Aaron D'Souza launches Objection AI to use AI juries to fact-check legacy media — and previews Enhanced Games' $1.2B SPAC
Key Points
- Aaron D'Souza launches Objection AI, a platform that adjudicates disputed media claims within 24 hours using human investigators and AI juries for as little as $2,000.
- The system uses AI jury verdicts posted to X to intercept and flag resurfaced claims, addressing the gap left by collapsing media trust that has fallen from 70% in the 1970s to 30% today.
- Enhanced Games, which D'Souza stepped down from as CEO, is moving toward a $1.2 billion SPAC listing with its first event scheduled for late May in Las Vegas.
Summary
Read full transcript →Aaron D'Souza launches Objection AI to fact-check media using AI juries
Aaron D'Souza made his name at 24, when Peter Thiel hired him to lead the litigation against Gawker Media in the Hulk Hogan privacy case — the largest invasion of privacy judgment in history. He has since founded nearly a dozen companies.

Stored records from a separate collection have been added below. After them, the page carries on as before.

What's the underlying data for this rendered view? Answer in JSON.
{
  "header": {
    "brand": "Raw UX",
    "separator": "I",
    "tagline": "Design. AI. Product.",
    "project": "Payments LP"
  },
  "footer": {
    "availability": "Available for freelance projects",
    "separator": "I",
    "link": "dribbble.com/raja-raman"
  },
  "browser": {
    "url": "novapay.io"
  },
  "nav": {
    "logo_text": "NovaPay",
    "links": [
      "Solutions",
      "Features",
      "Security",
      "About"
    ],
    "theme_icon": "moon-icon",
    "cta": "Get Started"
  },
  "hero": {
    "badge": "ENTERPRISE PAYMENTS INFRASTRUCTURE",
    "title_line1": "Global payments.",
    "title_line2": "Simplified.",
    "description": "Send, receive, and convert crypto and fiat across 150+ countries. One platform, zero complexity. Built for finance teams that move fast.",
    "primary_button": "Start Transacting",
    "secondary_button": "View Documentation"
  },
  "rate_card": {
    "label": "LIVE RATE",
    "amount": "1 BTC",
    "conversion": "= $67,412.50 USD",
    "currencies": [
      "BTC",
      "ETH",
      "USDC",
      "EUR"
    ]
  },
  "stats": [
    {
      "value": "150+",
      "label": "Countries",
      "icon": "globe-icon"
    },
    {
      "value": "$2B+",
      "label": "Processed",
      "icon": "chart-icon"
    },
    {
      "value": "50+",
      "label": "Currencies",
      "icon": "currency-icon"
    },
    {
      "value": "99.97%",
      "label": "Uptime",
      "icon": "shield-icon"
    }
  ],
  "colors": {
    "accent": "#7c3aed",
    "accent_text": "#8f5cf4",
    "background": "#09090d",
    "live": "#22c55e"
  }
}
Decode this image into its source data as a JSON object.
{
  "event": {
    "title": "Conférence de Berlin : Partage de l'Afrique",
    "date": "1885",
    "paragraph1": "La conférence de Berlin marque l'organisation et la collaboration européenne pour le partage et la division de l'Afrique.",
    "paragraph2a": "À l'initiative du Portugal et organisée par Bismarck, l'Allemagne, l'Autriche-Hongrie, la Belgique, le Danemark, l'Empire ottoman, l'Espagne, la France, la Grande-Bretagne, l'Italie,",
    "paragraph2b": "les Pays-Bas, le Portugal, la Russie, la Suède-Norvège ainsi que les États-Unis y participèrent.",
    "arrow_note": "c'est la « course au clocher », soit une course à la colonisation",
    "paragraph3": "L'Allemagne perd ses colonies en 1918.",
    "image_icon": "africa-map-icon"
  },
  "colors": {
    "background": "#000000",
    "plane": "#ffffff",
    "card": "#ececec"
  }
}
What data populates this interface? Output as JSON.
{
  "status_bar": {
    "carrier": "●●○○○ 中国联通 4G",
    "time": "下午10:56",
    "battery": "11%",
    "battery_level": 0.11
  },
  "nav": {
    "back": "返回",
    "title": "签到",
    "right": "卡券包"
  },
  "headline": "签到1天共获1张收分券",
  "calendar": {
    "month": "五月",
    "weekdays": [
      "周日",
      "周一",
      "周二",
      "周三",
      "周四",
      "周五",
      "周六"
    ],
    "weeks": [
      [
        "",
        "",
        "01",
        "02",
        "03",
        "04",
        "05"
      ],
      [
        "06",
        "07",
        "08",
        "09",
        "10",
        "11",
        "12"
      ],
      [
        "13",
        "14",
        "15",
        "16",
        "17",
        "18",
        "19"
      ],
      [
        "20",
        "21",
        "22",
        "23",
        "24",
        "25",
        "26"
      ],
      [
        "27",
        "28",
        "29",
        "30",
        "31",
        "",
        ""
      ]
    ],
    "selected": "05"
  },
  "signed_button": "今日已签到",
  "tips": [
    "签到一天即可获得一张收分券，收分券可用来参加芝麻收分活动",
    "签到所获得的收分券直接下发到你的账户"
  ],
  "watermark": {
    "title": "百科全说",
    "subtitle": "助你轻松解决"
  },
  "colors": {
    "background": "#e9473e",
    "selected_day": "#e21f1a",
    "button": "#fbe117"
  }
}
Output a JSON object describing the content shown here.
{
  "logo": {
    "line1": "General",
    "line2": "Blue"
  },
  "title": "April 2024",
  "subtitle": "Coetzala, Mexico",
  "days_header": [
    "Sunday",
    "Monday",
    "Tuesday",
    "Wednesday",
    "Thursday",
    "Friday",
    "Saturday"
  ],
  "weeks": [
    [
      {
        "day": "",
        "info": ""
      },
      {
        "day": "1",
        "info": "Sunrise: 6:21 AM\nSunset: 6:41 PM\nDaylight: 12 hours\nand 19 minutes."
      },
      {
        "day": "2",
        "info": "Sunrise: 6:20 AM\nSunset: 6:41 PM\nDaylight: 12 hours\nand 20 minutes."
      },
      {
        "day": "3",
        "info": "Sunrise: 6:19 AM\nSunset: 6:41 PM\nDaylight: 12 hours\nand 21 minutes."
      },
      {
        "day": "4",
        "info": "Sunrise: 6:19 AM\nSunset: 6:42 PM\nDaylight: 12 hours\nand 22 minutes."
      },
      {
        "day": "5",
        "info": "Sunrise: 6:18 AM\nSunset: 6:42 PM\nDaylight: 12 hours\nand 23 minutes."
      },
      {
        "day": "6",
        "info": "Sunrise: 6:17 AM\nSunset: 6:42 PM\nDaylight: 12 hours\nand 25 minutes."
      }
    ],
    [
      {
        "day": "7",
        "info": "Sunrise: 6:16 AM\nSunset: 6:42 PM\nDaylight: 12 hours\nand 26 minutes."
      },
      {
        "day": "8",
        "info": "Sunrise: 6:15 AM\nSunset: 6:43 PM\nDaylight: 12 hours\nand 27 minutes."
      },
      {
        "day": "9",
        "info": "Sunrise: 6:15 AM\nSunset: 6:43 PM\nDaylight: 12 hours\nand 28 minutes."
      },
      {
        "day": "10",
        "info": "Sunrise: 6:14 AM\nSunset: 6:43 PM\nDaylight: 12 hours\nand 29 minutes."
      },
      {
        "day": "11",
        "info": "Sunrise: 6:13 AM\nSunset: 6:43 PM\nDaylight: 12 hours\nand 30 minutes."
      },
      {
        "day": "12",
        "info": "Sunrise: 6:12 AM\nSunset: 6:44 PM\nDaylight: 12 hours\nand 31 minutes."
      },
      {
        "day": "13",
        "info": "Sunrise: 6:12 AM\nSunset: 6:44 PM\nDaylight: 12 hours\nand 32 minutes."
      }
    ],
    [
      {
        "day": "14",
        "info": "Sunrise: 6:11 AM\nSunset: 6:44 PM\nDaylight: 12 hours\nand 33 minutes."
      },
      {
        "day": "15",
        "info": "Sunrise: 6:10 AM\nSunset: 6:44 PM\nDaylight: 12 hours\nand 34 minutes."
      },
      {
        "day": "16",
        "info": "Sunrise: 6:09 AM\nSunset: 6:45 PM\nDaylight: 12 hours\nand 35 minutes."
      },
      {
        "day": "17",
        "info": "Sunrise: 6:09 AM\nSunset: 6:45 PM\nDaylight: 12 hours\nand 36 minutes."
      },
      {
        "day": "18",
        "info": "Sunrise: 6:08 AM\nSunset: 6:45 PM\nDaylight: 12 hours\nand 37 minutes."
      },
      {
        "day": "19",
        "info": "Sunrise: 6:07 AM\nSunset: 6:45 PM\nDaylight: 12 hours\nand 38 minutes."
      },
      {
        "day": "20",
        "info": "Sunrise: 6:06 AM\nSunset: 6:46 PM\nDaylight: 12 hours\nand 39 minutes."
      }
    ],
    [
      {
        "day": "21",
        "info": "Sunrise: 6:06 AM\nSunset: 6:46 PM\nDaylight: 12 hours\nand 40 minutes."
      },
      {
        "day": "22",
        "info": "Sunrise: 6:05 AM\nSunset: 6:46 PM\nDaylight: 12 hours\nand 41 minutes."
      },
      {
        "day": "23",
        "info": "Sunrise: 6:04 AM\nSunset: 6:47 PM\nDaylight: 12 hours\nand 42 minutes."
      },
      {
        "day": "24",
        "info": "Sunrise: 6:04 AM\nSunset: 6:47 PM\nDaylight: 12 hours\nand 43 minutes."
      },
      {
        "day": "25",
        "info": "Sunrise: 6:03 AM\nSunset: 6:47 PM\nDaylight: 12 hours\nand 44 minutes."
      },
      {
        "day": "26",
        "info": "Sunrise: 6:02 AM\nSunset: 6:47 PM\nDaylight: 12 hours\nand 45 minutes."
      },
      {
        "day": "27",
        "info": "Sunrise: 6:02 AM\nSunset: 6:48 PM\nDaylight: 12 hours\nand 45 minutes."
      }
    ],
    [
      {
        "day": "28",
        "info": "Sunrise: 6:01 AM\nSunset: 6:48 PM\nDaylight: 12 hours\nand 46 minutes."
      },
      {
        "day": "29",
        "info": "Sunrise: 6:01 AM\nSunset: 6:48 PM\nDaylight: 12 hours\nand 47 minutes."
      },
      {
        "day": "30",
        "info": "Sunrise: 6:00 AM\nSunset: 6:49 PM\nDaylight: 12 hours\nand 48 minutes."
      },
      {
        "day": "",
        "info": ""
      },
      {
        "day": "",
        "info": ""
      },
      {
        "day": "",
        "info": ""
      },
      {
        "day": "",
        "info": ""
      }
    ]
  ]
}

His latest, launched today, is Objection AI, a platform that lets anyone challenge a factual claim made by legacy media outlets and receive a verdict within 24 hours for as little as $2,000.
The core problem D'Souza is solving is what he sees as the collapse of trusted truth arbiters. Media trust has fallen from 70% in the 1970s to 30% today, according to Gallup. Community notes and social platforms have partially filled the gap, but false information still spreads six times faster than true information, and by the time a correction circulates, the original claim has already saturated public attention.
“The goal of Objection AI is to create a system where anyone can challenge a claim made in the legacy news media. Independent investigators will then investigate it — former CIA and FBI agents — and then all that data is presented to an AI jury to analyze, to figure out if the original claims made by the journalists were true or not. The whole process on an objection can cost as little as $2,000 and can be done in as little as twenty-four hours.”
How it works
The process mirrors a compressed legal proceeding. A user files an objection against a specific media claim. Human investigators — described as former CIA and FBI agents — review the story line by line, contacting every source quoted. That investigation is then handed to an AI jury of five different models, each prompted to represent a different demographic persona based on statistical samples of how Americans think and behave. A majority verdict is required to reach a conclusion. The original journalist can respond and defend their reporting throughout.
D'Souza acknowledges the same bias problem that plagues human judges. His answer is the multi-model jury structure, citing a paper by University of Chicago professor Richard Posner finding that AI applies the law accurately 100% of the time versus 52% for human judges, who are susceptible to factors like hunger or a persuasive lawyer in the room.
Distribution mechanism
Verdicts without reach are useless, so Objection AI runs an algorithmic posting system on X. When a claim is filed, a post goes out immediately flagging it as under investigation with a link to the case file. When that same claim resurfaces or gets reshared after adjudication, the system intercepts it with the verdict. D'Souza calls this a "fire blanket."
Enhanced Games
D'Souza stepped down as CEO of Enhanced Games several months ago to focus on Objection AI, but the company is proceeding to a SPAC listing on the New York Stock Exchange at a $1.2 billion valuation. The first event is scheduled for late May in Las Vegas on an annual cadence. The premise — competitive athletics where performance-enhancing substances are permitted — already has its first world record: Christian Kolomev of Greece broke the 50-metre freestyle swimming record at an exhibition event, aged 31 and only a few weeks into enhancement.